Este año (2001), el Ayuntamiento tomó la iniciativa de construir un cohetódromo, una especie de jaula gigantesca, para dentro de ella, poder tirar los cohetes que quieran las peñas o particulares, evitando daños y molestias a terceros (vecinos y viandantes), a la vez que que sirva de espectáculo a todo el que lo quiera sin peligro, jaula excelentemente equipada para prevenir daños a los tiradores.  Fue un éxito, pues ha recuperado el espacio que los amantes al fuego, empezaron con las recordaes, primero en la tarde de San Vicente (hace unos 45 años) y, posteriormente, conforme las economías fueron creciendo, en la noches anteriores a la Cordá y después de ella.
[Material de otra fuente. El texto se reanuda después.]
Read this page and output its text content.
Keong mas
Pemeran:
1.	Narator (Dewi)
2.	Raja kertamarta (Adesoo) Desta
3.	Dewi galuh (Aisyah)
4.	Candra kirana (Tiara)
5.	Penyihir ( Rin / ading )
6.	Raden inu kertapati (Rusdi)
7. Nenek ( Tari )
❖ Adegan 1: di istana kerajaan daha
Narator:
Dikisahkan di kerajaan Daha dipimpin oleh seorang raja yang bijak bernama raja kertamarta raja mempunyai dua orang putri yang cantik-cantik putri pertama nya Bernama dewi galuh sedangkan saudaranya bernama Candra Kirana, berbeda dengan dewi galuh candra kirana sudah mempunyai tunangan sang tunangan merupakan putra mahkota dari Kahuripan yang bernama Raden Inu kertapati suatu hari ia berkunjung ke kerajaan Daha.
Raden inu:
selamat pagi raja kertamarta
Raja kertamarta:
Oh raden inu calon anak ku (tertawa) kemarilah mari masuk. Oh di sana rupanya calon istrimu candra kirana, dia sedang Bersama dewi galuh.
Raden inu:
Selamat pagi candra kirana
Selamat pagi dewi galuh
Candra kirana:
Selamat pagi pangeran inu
A los tiradores no les hacía falta mucho espacio, dentro de una habitación, en un círculo de amigos, o bajo de la mesa, etc., siempre para que no se escaparan y aprovecharlos mejor, en fin, con esto quiero decir que fueron adaptándose a los tiempos, y los tiempos siguen cambiando y no es posible seguir como estábamos hasta entonces. Como tiradores, tenemos muchas mas posibilidades, más fuego, más peligro, más responsabilidades y obligaciones, pero la gente, los vecinos y viandantes, también tienen muchos más derechos y libertades. Con todo lo mayor que es Pepín y su equipo, creo que se ha adelantado a los tiempos y va a POTENCIAR QUE  A MAS GENTE, le gusten los fuegos.

 

tres coheteros....
Una peña, disfrutando...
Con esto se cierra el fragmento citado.